Während die Debatte angesichts des auslaufenden Schutzrechtes für Micky Mouse an Relevanz gewinnt, geht die Tendenz zumindest des europäischen Gesetzgebers dahin, die Dauer des urheberrechtlichen Schutzes zu verlängern.

Zusammenfassend lässt sich sagen, dass die Schutzdauer von Urheberrechten aus nachvollziehbaren Gründen begrenzt wurde.
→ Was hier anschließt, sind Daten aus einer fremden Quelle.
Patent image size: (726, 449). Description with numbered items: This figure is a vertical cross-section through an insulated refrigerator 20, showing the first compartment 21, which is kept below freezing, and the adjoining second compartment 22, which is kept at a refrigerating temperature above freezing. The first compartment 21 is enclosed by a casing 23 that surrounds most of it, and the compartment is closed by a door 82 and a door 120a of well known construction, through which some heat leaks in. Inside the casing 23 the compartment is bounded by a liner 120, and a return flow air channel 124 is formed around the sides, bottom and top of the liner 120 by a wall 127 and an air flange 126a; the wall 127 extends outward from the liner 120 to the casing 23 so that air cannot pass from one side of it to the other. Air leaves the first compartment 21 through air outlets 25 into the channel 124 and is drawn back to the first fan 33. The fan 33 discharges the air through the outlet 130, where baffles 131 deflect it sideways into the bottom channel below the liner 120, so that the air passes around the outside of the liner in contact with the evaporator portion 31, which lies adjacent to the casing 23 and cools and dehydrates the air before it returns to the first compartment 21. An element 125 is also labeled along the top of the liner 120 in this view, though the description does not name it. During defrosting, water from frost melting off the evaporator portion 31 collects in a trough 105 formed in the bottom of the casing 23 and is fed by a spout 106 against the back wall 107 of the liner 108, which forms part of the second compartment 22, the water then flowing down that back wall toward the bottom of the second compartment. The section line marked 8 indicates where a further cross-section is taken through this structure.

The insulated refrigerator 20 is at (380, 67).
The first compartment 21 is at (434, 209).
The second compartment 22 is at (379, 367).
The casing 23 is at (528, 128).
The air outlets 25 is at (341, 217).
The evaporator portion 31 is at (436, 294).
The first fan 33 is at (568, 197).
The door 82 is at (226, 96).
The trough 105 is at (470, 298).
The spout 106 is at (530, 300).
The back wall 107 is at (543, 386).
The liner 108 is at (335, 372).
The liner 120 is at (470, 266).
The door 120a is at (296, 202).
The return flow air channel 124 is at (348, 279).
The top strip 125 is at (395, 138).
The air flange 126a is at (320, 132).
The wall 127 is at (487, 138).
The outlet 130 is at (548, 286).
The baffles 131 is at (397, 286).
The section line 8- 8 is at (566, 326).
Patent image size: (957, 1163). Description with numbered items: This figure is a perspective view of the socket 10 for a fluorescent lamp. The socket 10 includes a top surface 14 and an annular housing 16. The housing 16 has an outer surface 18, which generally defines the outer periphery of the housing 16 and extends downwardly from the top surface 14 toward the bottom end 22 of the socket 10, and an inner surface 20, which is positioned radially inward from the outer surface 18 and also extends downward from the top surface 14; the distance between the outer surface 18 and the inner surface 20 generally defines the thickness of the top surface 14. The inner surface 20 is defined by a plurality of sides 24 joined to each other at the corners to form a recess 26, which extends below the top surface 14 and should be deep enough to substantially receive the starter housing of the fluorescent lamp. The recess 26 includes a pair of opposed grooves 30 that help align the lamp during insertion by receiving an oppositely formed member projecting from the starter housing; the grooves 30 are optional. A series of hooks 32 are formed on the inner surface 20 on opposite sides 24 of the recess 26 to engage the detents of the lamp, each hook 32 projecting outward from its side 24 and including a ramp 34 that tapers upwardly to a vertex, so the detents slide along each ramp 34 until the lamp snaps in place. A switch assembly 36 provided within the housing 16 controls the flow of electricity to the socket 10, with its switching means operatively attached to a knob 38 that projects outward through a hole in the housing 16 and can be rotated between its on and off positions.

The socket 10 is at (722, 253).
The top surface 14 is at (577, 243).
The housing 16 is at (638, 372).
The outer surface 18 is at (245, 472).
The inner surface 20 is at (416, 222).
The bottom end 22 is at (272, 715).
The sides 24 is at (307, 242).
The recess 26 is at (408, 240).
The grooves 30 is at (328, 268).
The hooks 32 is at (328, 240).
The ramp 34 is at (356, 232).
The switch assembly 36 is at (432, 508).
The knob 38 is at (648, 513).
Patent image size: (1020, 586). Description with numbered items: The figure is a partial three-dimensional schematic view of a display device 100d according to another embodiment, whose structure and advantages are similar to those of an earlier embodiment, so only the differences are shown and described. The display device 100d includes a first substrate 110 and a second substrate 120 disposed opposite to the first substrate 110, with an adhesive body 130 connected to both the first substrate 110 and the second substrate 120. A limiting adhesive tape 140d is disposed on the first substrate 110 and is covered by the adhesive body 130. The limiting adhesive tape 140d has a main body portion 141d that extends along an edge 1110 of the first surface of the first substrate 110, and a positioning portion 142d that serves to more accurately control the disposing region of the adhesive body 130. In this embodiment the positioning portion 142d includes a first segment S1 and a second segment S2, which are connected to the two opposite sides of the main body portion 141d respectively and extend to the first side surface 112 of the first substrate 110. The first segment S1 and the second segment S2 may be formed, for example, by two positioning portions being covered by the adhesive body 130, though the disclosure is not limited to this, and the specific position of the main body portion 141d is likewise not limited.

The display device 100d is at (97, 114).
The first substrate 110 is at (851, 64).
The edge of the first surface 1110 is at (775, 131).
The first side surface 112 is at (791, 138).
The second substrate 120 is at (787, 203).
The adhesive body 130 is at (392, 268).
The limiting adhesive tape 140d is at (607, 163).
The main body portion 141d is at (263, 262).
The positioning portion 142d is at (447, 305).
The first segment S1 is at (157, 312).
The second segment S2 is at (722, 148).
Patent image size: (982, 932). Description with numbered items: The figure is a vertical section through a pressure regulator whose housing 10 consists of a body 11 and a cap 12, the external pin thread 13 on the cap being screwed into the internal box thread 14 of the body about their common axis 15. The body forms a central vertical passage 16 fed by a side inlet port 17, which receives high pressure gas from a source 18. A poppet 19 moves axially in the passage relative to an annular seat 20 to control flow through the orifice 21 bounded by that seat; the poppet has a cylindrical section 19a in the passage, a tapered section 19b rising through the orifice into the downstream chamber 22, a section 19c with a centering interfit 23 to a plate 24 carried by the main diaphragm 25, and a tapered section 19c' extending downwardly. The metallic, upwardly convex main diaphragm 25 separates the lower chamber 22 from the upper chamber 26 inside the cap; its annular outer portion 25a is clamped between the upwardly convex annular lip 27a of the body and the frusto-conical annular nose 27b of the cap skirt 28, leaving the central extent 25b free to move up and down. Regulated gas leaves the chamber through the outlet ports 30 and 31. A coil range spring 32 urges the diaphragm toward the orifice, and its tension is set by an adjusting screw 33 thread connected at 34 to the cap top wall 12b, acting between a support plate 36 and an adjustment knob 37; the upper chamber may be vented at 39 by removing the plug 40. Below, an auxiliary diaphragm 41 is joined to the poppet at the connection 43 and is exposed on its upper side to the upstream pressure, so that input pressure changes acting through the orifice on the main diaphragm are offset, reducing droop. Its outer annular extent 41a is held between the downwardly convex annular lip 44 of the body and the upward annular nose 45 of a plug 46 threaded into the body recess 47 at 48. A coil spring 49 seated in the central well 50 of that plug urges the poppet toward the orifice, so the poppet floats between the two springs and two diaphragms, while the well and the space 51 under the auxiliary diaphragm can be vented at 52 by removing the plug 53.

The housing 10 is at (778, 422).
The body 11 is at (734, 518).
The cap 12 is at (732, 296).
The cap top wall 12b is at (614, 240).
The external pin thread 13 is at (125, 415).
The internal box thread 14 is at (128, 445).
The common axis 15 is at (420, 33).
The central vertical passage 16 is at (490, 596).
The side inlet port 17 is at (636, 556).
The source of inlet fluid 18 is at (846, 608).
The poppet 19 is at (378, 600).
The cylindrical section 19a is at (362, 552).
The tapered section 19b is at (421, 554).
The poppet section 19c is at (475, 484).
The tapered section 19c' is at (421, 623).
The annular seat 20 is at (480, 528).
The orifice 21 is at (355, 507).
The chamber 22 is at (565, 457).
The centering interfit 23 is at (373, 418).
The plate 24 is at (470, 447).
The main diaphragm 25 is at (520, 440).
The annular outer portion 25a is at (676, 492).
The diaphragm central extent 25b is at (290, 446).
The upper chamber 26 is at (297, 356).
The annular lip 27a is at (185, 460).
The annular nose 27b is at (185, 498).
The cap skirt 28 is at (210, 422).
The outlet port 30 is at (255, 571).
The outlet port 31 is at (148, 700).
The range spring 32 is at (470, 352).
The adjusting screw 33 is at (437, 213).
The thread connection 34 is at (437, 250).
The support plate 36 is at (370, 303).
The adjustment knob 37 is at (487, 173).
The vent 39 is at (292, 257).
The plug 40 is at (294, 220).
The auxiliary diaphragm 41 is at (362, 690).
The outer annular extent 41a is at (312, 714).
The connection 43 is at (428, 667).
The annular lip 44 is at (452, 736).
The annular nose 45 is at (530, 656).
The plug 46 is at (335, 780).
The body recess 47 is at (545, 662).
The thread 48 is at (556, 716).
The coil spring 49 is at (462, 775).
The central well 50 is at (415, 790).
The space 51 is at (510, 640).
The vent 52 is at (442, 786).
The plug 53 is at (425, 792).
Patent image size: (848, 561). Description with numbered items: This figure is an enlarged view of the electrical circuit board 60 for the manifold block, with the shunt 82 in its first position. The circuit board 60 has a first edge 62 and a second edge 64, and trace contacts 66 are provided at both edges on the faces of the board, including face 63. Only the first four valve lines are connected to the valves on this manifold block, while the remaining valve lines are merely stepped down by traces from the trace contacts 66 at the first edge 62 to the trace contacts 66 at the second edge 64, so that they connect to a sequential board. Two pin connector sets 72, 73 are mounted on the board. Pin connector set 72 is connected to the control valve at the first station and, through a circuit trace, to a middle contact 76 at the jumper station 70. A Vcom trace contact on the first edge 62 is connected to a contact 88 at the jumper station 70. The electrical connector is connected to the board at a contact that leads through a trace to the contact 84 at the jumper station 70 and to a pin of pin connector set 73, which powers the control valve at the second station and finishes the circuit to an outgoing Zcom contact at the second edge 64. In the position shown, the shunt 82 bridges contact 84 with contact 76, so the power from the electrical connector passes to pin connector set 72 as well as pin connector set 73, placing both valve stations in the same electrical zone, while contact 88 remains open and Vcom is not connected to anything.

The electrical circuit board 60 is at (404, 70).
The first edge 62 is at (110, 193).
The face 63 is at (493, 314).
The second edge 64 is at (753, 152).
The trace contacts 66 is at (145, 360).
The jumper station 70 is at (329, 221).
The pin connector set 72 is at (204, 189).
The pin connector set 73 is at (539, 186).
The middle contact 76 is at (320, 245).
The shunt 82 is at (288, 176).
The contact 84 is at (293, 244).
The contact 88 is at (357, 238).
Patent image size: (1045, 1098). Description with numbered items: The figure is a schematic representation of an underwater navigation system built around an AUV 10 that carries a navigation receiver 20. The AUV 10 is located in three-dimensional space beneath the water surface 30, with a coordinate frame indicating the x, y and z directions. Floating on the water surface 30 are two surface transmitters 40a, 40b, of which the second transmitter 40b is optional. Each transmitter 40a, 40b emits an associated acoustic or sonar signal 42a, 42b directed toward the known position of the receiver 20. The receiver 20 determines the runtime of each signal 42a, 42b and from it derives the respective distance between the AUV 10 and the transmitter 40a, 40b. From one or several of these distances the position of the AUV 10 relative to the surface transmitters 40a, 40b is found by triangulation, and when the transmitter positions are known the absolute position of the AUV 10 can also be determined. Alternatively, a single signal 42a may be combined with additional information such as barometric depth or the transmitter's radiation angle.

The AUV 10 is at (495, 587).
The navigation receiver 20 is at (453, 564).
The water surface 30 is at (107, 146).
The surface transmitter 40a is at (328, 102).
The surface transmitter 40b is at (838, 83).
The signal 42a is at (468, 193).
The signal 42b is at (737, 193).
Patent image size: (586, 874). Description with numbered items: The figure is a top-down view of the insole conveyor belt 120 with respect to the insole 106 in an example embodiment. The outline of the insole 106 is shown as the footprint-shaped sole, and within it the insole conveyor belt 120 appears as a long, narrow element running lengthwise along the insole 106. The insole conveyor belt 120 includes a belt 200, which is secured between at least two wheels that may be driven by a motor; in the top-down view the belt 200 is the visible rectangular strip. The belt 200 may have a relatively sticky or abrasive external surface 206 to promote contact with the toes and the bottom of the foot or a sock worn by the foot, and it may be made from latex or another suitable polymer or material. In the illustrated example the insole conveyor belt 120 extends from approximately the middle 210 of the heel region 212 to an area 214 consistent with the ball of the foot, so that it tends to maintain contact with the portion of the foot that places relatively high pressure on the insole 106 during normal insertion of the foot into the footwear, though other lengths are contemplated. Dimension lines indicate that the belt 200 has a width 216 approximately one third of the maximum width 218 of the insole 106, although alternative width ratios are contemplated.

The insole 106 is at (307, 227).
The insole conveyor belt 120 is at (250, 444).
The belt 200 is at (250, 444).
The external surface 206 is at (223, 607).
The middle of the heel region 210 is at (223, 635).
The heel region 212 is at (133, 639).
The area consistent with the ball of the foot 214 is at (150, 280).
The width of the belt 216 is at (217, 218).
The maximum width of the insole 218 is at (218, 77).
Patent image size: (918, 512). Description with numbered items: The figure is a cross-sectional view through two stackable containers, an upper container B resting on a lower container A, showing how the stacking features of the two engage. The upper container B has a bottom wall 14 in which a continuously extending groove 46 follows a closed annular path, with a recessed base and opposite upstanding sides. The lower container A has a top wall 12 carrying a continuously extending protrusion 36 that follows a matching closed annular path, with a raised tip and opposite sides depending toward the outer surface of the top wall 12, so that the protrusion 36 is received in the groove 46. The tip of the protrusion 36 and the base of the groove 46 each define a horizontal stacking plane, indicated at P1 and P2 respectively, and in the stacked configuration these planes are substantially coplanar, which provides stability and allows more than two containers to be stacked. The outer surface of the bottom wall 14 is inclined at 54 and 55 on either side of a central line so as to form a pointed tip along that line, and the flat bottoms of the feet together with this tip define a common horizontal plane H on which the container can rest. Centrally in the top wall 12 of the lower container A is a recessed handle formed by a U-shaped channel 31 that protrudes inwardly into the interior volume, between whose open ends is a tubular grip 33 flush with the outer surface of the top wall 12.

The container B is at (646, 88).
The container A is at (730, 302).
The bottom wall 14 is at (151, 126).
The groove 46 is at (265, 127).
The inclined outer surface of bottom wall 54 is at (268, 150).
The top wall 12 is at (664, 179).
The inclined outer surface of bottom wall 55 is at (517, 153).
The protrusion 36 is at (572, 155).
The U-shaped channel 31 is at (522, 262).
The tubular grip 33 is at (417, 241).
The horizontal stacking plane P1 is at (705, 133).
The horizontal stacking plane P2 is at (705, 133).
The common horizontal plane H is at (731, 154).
Nach Ablauf dieser Frist sind die Werke grundsätzlich gemeinfrei: sie können also adaptiert, kopiert, verbreitet und bzw. oder öffentlich zugänglich gemacht werden.

Insbesondere in Ländern, deren Recht bei der Berechnung der Schutzfrist nicht auf den Todestag des Urhebers abstellt, sondern an das Datum der Erstveröffentlichung des jeweiligen Werkes anknüpft, fängt hinsichtlich erlaubter Bearbeitungen und Umgestaltungen die Schutzdauer neu an zu laufen.

Hält man sich an diese Regeln und macht man sich etwa darüber klar, ob man gerade die Originalfigur Milnes aus 1926 adaptiert, deren Schutz verfällt und die man daher verwenden kann oder ob es sich bei dem verwendeten Werk um eine noch geschützte Bearbeitung des Disney-Konzerns handelt, hat man nichts zu befürchten.

Informiert man sich vor der Verwendung von Fotos, Videos, Zeichentrickfiguren und Ähnlichem nicht über kollidierende Urheberrechte Dritter, so drohen einem hingegen wie Zemmour hohe Abmahnkosten und Schadensersatzforderungen.